Die Rentenversicherung hat die Anerkennung von Beitragszeiten unter Hinweis auf die Rechtslage abgelehnt. Die Berücksichtigung von Versicherungszeiten ohne ein echtes versicherungspflichtiges Lehr- oder Beschäftigungsverhältnis sei nicht möglich. Unter Zwang geleistete Arbeit von Heimkindern könne nicht als Beitragszeit in der Rentenversicherung anerkannt werden. Beiträge seien vom Heim nicht gezahlt worden. Um einen Ausgleich für ehemalige Heimkinder zu schaffen, sei der "Fonds Heimerziehung“ geschaffen worden. Widerspruch und Klage der Klägerin vor dem Sozialgericht Karlsruhe sind erfolglos geblieben.

Auch LSG verneint Vorliegen versicherungspflichtigen Verhältnisses

Das LSG Baden-Württemberg hat der Deutschen Rentenversicherung Recht gegeben, aber auch auf die rechtspolitische Bedeutung des Falles hingewiesen. Es sei zwar glaubhaft, dass die Klägerin zu verschiedenen Arbeiten herangezogen worden ist, wenn auch der genaue Umfang auch unter Berücksichtigung bereits bestehender Beweiserleichterungen nicht mehr aufklärbar sei. Weder habe aber nach damaligem Recht eine echte versicherungspflichtige Beschäftigung vorgelegen, noch habe es Beitragszahlungen des Heimes gegeben, noch sei ein Arbeitsverhältnis vereinbart worden. Nach damaliger Anschauung sei das Prinzip der Erziehung durch Arbeit vorherrschend gewesen. Heimkinder hätten nicht in einem auf den freien Austausch von Arbeit und Lohn gerichteten Verhältnis gestanden. Was die Klägerin im Rahmen ihrer Unterbringung erhalten hat (Kost/Logis, Bekleidung, Taschengeld), stelle sich daher nicht als (beitragspflichtiges) Arbeitsentgelt dar. Ob das Kinderasyl Gundelfingen seinerzeit Personal eingespart oder die Arbeit der Klägerin gewerblich für Dritte genutzt hat, war laut LSG nicht aufklärbar, hätte aber auch nicht zur Versicherungspflicht geführt.
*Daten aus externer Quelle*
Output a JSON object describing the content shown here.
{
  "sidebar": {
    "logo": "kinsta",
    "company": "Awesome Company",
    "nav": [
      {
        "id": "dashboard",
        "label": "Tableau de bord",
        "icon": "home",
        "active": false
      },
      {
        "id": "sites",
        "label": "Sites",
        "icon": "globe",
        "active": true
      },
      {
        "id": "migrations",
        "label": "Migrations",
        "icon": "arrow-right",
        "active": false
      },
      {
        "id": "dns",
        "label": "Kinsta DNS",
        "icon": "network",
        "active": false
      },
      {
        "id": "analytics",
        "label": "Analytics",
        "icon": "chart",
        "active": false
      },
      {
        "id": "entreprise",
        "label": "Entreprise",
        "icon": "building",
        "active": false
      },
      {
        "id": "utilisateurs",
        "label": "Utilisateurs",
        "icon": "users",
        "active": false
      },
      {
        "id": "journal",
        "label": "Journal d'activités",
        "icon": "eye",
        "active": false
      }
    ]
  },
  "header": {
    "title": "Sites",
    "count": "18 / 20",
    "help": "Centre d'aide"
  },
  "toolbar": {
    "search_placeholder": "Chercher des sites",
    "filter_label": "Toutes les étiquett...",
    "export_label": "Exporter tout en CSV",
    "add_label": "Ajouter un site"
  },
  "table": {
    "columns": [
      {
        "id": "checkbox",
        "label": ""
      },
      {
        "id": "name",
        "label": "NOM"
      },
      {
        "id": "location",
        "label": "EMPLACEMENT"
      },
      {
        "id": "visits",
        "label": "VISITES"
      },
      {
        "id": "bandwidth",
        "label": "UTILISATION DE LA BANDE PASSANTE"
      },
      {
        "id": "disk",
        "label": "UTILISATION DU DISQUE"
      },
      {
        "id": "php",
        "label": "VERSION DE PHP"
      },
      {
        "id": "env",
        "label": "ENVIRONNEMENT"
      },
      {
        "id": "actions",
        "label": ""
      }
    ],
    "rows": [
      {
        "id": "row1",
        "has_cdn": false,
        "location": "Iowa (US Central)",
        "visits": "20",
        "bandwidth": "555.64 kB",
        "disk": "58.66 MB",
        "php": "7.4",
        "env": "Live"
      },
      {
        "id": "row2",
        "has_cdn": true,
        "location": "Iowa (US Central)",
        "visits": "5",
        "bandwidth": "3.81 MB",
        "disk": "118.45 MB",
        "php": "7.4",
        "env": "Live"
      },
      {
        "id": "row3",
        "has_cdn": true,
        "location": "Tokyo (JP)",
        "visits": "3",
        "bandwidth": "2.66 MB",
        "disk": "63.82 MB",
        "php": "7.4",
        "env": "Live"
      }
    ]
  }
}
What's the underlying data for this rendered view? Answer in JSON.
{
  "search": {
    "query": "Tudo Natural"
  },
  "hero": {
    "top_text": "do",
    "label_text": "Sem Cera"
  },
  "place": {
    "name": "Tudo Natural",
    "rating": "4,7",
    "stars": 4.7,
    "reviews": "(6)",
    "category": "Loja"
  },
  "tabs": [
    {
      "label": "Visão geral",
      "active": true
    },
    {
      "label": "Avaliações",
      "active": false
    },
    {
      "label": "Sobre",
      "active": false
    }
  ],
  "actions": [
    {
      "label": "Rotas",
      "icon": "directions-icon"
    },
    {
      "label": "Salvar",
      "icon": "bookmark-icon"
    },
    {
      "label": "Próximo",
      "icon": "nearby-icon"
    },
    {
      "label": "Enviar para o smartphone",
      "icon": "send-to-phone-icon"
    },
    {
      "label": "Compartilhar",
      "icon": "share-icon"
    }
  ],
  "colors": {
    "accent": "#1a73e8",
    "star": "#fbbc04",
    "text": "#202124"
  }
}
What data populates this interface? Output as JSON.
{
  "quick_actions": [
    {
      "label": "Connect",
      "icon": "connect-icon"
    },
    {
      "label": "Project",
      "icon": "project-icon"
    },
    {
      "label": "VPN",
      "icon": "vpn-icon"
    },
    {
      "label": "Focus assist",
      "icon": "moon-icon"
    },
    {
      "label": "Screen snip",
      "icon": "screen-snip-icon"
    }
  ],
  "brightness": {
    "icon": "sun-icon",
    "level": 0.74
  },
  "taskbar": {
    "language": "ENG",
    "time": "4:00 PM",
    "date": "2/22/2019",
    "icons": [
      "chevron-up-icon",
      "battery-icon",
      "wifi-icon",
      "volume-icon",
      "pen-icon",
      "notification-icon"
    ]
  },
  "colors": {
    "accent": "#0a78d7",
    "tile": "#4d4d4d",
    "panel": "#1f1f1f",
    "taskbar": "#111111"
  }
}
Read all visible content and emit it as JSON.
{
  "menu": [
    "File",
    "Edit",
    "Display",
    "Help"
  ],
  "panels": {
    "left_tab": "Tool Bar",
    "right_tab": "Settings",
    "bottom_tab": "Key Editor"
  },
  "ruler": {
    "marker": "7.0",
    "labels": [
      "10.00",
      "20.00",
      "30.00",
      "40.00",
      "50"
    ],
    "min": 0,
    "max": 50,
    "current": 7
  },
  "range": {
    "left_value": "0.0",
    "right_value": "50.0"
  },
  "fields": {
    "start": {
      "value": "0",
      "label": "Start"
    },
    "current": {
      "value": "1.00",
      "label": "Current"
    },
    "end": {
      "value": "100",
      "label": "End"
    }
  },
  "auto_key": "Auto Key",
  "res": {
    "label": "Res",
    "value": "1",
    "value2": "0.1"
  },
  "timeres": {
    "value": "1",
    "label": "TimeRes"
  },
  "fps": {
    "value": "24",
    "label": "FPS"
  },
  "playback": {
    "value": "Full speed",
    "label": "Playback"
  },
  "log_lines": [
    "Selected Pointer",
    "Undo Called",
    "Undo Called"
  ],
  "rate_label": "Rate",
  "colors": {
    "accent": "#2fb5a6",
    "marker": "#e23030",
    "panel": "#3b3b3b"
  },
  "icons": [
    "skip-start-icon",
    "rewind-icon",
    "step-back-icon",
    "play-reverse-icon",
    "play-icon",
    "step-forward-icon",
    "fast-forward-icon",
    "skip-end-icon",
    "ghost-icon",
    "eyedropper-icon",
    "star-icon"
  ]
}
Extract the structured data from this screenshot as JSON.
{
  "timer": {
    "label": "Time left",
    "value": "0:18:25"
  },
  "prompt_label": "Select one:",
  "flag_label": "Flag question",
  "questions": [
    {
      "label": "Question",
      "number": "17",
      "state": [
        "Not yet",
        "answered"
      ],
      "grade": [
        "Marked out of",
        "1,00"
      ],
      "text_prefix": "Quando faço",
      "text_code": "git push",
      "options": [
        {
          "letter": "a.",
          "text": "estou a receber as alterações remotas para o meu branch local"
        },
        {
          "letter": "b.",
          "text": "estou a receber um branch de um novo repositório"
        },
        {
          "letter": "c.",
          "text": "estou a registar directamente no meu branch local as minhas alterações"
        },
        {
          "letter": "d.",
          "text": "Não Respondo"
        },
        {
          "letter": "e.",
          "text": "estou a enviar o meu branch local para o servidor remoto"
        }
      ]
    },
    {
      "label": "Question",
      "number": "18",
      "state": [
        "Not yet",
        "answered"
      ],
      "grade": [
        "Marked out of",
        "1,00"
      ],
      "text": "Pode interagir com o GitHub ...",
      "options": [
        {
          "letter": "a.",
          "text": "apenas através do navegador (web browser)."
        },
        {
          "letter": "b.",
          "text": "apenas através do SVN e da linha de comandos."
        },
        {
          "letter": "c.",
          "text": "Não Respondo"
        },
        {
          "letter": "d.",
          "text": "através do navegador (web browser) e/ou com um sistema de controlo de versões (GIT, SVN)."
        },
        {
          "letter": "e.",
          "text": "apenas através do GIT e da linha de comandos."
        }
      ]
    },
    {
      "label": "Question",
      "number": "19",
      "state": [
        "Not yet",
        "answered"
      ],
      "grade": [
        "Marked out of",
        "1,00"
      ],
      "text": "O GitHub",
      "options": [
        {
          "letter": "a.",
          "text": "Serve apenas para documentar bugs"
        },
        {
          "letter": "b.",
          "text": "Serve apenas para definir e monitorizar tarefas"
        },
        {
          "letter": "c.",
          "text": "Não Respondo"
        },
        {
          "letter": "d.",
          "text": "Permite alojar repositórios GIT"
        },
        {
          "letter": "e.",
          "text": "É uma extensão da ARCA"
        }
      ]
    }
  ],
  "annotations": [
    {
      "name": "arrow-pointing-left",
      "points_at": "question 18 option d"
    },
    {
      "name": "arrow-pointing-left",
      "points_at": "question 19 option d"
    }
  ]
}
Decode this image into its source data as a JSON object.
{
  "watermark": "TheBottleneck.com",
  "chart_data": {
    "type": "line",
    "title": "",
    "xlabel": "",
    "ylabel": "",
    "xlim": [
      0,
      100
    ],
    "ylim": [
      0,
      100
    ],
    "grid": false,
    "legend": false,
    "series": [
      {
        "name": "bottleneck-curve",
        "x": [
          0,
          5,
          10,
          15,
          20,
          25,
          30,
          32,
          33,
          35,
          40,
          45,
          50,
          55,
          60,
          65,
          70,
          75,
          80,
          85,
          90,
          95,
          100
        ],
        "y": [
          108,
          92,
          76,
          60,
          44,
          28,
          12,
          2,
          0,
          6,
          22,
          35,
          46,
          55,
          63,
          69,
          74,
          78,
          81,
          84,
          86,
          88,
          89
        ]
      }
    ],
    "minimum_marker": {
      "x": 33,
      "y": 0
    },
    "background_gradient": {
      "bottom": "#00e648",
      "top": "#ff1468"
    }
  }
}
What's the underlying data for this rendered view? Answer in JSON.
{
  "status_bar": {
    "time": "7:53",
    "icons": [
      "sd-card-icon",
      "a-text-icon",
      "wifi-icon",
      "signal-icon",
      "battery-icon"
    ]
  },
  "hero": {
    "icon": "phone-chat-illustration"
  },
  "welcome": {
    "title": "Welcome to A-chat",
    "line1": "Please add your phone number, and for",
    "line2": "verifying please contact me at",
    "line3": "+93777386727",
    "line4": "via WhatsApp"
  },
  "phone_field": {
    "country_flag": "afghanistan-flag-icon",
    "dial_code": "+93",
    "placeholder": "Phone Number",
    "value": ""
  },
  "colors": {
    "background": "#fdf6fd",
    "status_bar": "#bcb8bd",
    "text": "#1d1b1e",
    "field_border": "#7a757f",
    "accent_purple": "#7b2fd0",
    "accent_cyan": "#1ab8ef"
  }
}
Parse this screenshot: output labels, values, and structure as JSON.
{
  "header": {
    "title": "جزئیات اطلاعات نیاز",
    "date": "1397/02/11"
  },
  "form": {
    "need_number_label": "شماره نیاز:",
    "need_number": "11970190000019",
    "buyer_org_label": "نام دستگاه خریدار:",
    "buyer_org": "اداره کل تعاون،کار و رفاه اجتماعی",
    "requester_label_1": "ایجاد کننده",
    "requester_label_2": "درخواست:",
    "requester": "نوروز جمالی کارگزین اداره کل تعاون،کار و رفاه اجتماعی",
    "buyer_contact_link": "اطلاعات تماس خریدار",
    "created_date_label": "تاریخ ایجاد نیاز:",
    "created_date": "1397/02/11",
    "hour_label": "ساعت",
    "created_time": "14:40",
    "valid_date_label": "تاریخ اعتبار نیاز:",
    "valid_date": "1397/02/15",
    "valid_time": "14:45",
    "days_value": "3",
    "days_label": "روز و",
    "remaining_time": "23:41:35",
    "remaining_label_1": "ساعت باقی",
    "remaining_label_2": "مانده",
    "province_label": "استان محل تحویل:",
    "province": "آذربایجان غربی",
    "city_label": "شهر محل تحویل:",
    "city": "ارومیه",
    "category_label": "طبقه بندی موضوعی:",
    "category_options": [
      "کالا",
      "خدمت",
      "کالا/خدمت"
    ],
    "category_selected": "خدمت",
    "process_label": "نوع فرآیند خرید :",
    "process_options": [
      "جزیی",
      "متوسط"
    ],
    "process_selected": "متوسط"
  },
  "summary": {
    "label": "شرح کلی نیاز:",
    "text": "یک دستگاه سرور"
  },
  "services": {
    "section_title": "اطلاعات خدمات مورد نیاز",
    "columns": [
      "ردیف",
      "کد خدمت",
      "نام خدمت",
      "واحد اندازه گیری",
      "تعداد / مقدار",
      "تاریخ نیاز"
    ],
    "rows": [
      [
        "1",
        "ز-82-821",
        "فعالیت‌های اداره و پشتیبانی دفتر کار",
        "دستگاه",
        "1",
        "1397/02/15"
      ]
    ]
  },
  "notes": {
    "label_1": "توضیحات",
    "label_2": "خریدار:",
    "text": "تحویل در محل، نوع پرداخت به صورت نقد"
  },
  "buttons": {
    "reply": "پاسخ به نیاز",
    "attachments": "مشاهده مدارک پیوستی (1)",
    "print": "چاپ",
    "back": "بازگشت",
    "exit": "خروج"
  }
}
Nach Gesetzeslage derzeit Berücksichtgung als weitere Beitragszeiten unmöglich

Der Petitionsausschuss des Deutschen Bundestages habe zwar im Jahr 2008 hinsichtlich der Möglichkeit der Beitragsnachentrichtung für Arbeit während der Heimunterbringung ein Tätigwerden des Gesetzgebers angeregt. Auch der Runde Tisch Heimerziehung habe in seinem Abschlussbericht die Frage von Rentenansprüchen aufgrund nicht gezahlter Sozialversicherungsbeiträge thematisiert. Inwieweit die zum 01.01.2017 geschaffene Stiftung "Anerkennung und Hilfe“ die vom Petitionsausschuss angeregten Maßnahmen umgesetzt oder Schäden finanziell ausgeglichen hat, habe das LSG vorliegend aber nicht zu prüfen, da nach der Gesetzeslage zu entscheiden sei. Danach sei es dem LSG verwehrt, die von der Klägerin geltend gemachten Zeiten als weitere Beitragszeiten in ihrem Versicherungsverlauf/Versicherungskonto feststellen. Eine rentenrechtliche Berücksichtigung dieser Zeiten sei nach der gegebenen Rechtslage nicht möglich und damit Sache des Gesetzgebers.

LSG Baden-Württemberg, Urteil vom 24.02.2017 - L 8 R 1262/16

Redaktion beck-aktuell, 13. März 2017.